At the same time though, her performance simply would not work without her fellow actors, who bring a grounded humanity to this almost mythical figure. Noémie Merlant is devastating as a victim in the process of being victimised, aware of the snare around her neck while unsure of how to escape or if escape is even what she wants. Behind her eyes of admiration is a palpable sense of fear, of inevitability, of knowing she will one day be spat to the curb. By contrast, Nadia Hoss as Sharon is the observer, the constant, the wife expected to be there no matter what and bear witness to the genius, ignore the indiscretions and forgive all sins. Over the course of the film, we see her sit silently in the corner, her resolve to maintain her marriage and family slowly slipping away as she watches her partner flaunt her power to an even greater degree. If Blanchett's is the performance that hits you in your chest, Hoss is the one who breaks your heart, and that is vital in a film where the risk is always that the audience will misinterpret its affections being for the anti-hero. To fully understand the extent to which genius can destroy, we need to see the reach of its victims, including those expected to stand by and watch.

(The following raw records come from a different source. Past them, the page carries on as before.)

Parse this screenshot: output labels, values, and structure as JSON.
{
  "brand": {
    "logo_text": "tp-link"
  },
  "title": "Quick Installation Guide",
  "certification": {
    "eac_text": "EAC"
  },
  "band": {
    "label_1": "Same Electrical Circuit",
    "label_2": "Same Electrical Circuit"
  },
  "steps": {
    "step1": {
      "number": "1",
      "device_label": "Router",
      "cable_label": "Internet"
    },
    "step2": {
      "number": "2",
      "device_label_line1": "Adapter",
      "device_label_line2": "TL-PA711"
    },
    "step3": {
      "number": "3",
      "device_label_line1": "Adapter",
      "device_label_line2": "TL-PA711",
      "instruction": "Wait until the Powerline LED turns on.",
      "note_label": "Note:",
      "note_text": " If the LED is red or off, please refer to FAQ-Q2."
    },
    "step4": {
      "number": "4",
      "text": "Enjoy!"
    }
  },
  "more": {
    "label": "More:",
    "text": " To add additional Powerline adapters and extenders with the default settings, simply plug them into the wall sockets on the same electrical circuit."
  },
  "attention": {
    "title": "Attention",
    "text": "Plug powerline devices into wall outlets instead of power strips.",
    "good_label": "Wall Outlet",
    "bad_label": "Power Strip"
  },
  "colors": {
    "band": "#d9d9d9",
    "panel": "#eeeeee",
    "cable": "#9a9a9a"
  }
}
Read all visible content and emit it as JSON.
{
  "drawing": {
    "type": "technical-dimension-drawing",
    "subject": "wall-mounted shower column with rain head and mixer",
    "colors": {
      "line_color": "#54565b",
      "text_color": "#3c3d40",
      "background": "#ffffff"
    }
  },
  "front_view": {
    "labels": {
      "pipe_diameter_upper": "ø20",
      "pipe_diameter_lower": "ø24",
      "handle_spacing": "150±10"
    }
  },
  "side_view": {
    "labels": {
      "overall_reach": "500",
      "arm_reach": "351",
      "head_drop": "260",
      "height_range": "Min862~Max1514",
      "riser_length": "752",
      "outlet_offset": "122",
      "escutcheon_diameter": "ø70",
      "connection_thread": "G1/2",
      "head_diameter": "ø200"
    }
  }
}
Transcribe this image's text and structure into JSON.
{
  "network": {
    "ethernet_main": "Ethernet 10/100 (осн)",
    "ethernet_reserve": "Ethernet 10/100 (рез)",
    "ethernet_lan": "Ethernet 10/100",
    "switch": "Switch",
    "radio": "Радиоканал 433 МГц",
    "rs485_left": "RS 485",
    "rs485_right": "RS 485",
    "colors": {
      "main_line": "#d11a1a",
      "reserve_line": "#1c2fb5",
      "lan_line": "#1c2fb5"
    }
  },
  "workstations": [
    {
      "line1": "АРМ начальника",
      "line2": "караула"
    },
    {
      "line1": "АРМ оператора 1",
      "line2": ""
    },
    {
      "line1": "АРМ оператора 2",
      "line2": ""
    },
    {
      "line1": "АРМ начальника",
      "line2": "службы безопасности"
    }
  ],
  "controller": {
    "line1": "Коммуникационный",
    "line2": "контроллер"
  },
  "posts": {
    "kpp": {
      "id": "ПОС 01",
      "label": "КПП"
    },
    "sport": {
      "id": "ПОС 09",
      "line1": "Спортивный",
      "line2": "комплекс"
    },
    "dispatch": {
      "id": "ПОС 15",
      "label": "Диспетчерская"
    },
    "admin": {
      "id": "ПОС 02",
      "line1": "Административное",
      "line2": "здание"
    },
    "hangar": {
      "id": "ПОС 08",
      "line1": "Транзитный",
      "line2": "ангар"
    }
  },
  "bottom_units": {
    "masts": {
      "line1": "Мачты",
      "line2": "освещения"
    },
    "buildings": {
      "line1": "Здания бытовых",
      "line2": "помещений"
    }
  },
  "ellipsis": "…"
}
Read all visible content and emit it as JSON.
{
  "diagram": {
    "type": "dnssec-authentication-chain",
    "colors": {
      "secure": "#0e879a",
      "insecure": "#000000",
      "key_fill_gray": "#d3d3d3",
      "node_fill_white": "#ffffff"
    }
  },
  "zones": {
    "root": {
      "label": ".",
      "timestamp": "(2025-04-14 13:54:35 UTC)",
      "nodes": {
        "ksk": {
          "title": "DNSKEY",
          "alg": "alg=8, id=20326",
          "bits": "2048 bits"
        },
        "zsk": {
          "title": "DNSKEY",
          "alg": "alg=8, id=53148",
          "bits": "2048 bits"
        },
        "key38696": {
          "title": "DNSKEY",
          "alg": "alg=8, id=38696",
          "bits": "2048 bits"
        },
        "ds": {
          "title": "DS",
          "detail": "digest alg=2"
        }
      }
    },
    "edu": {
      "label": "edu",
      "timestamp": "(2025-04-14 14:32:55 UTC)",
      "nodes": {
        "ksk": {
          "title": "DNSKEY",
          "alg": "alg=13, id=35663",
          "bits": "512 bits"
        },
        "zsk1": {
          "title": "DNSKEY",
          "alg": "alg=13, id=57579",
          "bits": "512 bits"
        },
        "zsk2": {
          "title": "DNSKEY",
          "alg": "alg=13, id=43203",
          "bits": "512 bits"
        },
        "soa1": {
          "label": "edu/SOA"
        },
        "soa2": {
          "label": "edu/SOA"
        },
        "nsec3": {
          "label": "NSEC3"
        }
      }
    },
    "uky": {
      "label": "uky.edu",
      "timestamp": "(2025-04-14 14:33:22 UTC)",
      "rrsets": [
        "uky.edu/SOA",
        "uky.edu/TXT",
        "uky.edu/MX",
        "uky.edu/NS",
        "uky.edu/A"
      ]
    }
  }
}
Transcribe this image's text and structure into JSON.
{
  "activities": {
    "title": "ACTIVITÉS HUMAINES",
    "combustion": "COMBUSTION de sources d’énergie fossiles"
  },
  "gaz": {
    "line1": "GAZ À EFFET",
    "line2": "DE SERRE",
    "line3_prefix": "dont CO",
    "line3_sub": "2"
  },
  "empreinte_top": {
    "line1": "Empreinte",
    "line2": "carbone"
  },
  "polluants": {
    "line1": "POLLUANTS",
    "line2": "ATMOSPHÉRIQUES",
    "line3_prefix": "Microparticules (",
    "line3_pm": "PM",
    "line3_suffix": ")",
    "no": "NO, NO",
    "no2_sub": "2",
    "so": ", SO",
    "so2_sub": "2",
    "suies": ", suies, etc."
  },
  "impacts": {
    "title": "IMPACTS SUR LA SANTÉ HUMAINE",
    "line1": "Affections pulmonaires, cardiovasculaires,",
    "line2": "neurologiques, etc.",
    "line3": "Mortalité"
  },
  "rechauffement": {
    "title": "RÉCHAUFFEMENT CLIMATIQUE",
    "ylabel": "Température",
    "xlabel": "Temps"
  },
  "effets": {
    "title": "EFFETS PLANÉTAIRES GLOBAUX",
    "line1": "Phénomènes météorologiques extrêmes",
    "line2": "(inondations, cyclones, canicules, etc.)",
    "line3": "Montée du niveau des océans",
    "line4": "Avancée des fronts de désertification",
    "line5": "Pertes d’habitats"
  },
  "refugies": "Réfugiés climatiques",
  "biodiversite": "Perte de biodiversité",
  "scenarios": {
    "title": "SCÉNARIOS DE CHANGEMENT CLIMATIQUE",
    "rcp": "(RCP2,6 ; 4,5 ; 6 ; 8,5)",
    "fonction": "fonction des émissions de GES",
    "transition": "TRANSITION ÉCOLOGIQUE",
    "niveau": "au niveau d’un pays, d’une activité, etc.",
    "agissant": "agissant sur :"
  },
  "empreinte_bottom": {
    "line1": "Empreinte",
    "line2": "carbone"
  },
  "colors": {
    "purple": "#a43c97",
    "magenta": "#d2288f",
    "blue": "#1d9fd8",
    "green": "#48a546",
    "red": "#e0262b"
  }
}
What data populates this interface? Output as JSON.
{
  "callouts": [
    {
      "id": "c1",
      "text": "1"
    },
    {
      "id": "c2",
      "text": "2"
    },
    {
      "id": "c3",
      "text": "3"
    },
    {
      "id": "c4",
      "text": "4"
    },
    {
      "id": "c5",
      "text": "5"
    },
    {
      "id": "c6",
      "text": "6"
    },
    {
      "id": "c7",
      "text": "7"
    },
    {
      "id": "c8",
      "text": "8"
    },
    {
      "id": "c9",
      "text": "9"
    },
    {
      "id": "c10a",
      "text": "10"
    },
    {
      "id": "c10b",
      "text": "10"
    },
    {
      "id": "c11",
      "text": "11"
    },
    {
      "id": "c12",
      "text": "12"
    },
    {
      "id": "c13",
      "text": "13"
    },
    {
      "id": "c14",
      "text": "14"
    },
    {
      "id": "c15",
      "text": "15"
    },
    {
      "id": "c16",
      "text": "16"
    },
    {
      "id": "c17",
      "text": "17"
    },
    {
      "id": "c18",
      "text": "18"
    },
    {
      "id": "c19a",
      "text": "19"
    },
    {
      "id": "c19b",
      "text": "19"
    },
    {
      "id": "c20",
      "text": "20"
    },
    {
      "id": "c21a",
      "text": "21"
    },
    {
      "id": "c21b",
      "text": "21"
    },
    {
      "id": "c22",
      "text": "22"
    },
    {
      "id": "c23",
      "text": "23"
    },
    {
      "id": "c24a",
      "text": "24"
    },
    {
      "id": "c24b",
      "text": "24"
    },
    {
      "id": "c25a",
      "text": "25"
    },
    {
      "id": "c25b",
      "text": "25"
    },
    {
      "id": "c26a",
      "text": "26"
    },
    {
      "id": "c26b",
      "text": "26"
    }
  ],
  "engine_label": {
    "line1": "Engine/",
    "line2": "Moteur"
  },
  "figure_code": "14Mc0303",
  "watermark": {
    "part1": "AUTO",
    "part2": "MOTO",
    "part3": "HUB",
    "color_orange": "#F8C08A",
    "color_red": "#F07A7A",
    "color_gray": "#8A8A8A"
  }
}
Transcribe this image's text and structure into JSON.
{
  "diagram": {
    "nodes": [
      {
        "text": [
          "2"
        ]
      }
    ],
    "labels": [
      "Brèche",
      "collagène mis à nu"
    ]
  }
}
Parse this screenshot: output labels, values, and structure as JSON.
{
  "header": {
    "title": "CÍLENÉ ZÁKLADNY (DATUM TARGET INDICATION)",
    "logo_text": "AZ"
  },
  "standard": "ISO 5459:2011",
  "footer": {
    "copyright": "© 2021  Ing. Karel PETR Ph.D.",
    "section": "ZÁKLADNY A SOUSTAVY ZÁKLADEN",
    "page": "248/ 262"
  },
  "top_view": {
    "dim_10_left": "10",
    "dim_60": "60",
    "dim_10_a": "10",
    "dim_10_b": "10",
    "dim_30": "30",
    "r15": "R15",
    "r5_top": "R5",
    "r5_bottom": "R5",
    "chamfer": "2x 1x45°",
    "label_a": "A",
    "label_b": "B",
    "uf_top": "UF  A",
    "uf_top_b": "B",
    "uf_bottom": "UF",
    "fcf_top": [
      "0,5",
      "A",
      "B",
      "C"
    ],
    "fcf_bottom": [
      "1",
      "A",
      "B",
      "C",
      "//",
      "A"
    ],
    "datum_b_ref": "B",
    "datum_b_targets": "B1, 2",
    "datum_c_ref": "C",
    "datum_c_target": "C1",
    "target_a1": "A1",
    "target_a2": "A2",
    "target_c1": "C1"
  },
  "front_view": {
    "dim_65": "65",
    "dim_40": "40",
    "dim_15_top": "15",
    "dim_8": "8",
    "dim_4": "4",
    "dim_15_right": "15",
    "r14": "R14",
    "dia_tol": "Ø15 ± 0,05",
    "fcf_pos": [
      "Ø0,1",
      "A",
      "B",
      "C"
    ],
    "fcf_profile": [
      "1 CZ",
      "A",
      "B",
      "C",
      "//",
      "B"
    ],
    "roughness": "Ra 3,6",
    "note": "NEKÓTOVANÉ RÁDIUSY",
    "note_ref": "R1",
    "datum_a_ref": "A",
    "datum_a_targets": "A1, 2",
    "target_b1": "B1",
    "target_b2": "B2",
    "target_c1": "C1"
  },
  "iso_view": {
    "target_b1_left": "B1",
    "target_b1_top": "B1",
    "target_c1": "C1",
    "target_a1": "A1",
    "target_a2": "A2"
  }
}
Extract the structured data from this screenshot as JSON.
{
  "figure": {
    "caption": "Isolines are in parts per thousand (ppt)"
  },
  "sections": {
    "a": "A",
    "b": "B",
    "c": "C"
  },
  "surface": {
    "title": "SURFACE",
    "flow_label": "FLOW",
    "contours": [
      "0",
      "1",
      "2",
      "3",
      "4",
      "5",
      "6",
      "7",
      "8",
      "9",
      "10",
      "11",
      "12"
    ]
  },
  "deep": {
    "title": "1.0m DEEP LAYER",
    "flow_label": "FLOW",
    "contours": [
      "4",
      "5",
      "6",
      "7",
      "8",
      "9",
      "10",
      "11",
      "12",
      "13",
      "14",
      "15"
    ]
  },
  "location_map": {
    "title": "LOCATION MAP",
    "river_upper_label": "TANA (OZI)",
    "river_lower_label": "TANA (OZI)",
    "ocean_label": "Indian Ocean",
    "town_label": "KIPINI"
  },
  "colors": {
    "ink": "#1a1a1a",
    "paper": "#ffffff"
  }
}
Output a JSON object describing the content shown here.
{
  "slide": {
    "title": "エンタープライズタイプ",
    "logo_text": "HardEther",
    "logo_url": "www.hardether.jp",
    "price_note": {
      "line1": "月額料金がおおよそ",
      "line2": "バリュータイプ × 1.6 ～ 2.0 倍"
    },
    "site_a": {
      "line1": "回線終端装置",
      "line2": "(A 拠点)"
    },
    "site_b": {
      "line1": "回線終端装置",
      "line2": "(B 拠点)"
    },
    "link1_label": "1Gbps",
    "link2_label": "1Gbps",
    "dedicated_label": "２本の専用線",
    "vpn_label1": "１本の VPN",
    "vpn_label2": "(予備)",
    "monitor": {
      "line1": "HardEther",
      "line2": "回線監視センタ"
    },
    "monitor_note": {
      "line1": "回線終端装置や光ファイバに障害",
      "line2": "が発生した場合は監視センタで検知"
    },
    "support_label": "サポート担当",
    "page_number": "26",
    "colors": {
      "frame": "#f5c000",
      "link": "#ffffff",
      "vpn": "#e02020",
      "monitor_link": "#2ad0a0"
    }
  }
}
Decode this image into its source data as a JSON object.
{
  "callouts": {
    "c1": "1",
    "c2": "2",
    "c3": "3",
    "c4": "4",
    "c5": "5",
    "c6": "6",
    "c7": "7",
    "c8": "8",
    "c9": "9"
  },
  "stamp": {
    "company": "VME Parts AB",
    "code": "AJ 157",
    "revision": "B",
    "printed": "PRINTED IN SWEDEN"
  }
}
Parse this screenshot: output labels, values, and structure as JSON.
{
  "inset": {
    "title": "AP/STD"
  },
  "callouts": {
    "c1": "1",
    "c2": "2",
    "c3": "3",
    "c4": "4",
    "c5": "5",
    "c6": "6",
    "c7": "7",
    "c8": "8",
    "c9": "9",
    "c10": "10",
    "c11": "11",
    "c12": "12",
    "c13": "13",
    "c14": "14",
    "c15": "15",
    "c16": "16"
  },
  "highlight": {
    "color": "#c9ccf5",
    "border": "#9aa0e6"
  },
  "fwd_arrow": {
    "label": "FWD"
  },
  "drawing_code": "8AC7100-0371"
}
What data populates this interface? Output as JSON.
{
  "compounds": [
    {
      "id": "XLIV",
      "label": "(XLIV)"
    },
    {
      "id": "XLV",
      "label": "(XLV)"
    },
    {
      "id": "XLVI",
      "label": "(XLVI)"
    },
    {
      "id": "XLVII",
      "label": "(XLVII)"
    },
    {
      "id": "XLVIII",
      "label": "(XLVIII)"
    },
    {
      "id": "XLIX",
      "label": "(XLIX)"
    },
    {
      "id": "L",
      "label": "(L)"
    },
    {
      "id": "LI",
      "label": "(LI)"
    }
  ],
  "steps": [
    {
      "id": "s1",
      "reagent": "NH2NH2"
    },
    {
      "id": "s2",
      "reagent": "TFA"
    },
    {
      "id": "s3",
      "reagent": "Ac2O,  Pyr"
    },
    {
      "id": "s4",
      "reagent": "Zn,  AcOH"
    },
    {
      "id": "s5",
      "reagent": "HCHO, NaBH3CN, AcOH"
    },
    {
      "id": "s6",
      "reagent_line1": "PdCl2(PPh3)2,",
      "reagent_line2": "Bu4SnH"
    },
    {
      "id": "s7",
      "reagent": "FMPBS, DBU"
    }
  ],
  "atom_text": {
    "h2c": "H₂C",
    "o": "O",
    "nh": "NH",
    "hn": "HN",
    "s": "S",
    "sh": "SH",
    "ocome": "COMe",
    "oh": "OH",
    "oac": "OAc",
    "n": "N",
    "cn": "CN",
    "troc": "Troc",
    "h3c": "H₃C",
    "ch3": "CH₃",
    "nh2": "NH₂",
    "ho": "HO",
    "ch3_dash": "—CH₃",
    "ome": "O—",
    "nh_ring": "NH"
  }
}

In an interview at the Directors Guild of America, Todd Field spoke about his shifting relationship with Lydia Tár. There were days where he hated her, where he was indifferent to her, where he admired her, and throughout production and editing, this would always be in flux. This is both apparent in the final film and one of its greatest assets. You don't walk away from 'Tár' with a single clear opinion. You leave with your head spinning with questions, dizzy at its moral conundrums, baffled as to where to start to untie the Gordian Knot of abuses of power and influence that it depicts. And this is exactly where we should be. Bringing these cycles of abuse to an end, cycles the film makes clear extend far beyond and behind Lydia Tár, and is not as simple as removing the bad apples. The rot is deep and requires something fundamental to starve it out. It's hard to truly know what a film as vast and complex as 'Tár' wants you to take away from it, but this is the feeling it left to me. Nothing about this is simple, but that doesn't make it excusable. It would be so easy to pinpoint one thing about Lydia Tár that explains it all, one swift move that can cut the rot away, but that just ignores how thoroughly ingrained this problem is.
'Tár' is an infernal machine of the most exquisite construction; a giddying and overwhelming experience the likes of which we rarely see on our screens. It somehow manages to feel intimate and gargantuan all at once, an electric shock to the brain that sends every synapse into overdrive. Todd Field has finally returned to us with a startlingly immediate, wickedly funny, deeply unsettling and ultimately awe-inspiring primal roar, with a performance from Cate Blanchett that feels pulled from the depths of the earth itself, bloody and spitting and monumental. I adored every fetid, magnificent frame of it, and have spent every day since desperate to throw myself at its mercy again. 'Tár' is one of the best films of the year, the kind to grab you by the throat and cackle with glee, while you look on in joy-filled awe.